Dampak Buruk Jika Jerman Boikot Pasokan Migas Rusia
Namun demikian, Jerman memperingatkan, boikot terhadap pasokan migas Rusia bisa merugikan penduduknya sendiri, lebih dari yang akan dialami Vladimir Putin. Melansir Guardian, Menteri Ekonomi dan Energi Jerman, Robert Habeck menjelaskan pada Minggu kemarin bahwa peralihan segera akan mengurangi bahkan menghentikan pasokan energi di Jerman.
Politisi Partai Hijau Jerman itu meramalkan jika negaranya berhenti menggunakan migas Rusia, maka berakibat pada pengangguran massal, kemiskinan, orang-orang tidak dapat menghangatkan rumahnya, serta kehabisan bensin.
Robert menambahkan, pemerintahannya sedang bekerja keras memastikan Jerman akan mulai menghapus minyak Rusia pada akhir tahun, tetapi larangan jangka pendek terhadap gas Rusia tidak bisa dilakukan sekejap.
“Itu pahit, dan bukan hal yang baik secara moral, tetapi kita belum bisa melakukannya,” imbuh Robert.

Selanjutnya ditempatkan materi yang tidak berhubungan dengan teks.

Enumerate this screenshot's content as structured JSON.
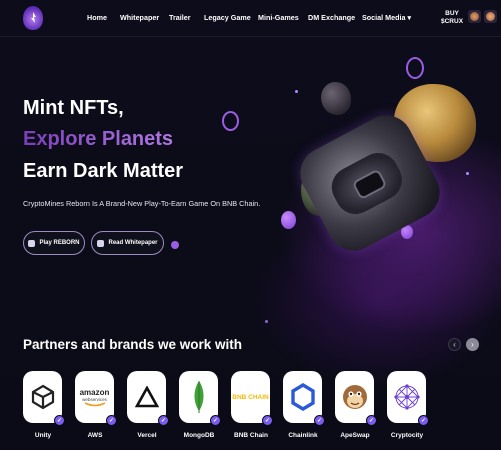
{
  "nav": {
    "items": [
      "Home",
      "Whitepaper",
      "Trailer",
      "Legacy Game",
      "Mini-Games",
      "DM Exchange",
      "Social Media"
    ],
    "social_caret": "▾",
    "buy_line1": "BUY",
    "buy_line2": "$CRUX"
  },
  "hero": {
    "line1": "Mint NFTs,",
    "line2": "Explore Planets",
    "line3": "Earn Dark Matter",
    "subtitle": "CryptoMines Reborn Is A Brand-New Play-To-Earn Game On BNB Chain.",
    "play_button": "Play REBORN",
    "whitepaper_button": "Read Whitepaper"
  },
  "partners": {
    "title": "Partners and brands we work with",
    "prev_arrow": "‹",
    "next_arrow": "›",
    "items": [
      {
        "name": "Unity",
        "icon": "unity-logo-icon"
      },
      {
        "name": "AWS",
        "icon": "aws-logo-icon",
        "logo_text": "amazon",
        "logo_sub": "webservices"
      },
      {
        "name": "Vercel",
        "icon": "vercel-logo-icon"
      },
      {
        "name": "MongoDB",
        "icon": "mongodb-logo-icon"
      },
      {
        "name": "BNB Chain",
        "icon": "bnb-chain-logo-icon",
        "logo_text": "BNB CHAIN"
      },
      {
        "name": "Chainlink",
        "icon": "chainlink-logo-icon"
      },
      {
        "name": "ApeSwap",
        "icon": "apeswap-logo-icon"
      },
      {
        "name": "Cryptocity",
        "icon": "cryptocity-logo-icon"
      }
    ]
  },
  "colors": {
    "accent": "#9b5de5",
    "check": "#7a5cf0",
    "background": "#0b0b16"
  }
}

AS mengumumkan larangan minyak Rusia pada Minggu lalu. Sedangkan Inggris akan menghapus impor minyak Rusia akhir tahun ini.
Dalam sebuah surat terbuka, sejumlah ilmuwan, penulis, dan aktivis di Jerman telah mendesak pemerintah agar berani mengambil langkah melepaskan diri dari energi Rusia. Partai Persatuan Demokrat Kristen Jerman juga mengusulkan penutupan pipa Nord Stream 1 sambil mengizinkan impor melalui rute lain.

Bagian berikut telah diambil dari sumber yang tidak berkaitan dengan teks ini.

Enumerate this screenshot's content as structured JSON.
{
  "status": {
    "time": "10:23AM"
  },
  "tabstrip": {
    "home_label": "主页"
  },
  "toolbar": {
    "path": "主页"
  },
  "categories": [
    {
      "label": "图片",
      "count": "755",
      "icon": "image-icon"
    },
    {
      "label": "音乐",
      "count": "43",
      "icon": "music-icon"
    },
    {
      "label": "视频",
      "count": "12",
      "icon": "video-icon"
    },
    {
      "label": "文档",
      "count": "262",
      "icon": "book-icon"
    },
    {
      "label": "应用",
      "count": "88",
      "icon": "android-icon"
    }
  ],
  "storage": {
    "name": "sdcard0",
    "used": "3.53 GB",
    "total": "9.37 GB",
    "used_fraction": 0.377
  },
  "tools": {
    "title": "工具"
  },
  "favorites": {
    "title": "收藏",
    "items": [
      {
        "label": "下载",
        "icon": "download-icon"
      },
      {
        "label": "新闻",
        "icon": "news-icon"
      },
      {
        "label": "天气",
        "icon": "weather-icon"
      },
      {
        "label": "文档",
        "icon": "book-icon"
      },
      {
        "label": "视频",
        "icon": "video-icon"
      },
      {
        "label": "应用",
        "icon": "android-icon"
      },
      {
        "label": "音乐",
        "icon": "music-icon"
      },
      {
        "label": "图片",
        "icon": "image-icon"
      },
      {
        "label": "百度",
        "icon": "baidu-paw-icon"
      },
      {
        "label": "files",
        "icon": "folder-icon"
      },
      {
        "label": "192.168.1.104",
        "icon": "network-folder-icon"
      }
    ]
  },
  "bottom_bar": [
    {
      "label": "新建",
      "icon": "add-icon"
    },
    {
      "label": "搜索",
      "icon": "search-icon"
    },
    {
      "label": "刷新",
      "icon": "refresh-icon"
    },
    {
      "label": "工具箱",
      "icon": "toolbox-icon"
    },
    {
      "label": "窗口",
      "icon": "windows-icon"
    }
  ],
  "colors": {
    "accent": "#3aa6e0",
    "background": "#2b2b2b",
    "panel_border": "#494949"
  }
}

Mencari sumber energi alternatif untuk solusi jangka pendek sulit dilakukan. Sementara, membangun pembangkit listrik tenaga angin dan surya baru akan memakan waktu yang cukup lama. Membangun terminal pelabuhan untuk gas alam cair (LNG), biasanya memakan waktu setidaknya lima tahun.
Saat ini, baru AS yang berani mengambil langkah memboikot sumber energi dari Rusia. Akan tetapi, itu bisa jadi karena AS bukan negara pengimpor terbesar. Negara Paman Sam itu hanya mengimpor sekitar 8 persen dari kebutuhan minyak mentahnya dari Rusia pada tahun lalu. Sehingga, Jerman yang bergantung dengan sumber energi Rusia akan mengalami kesulitan jika mengambil sikap seperti AS itu. [rif]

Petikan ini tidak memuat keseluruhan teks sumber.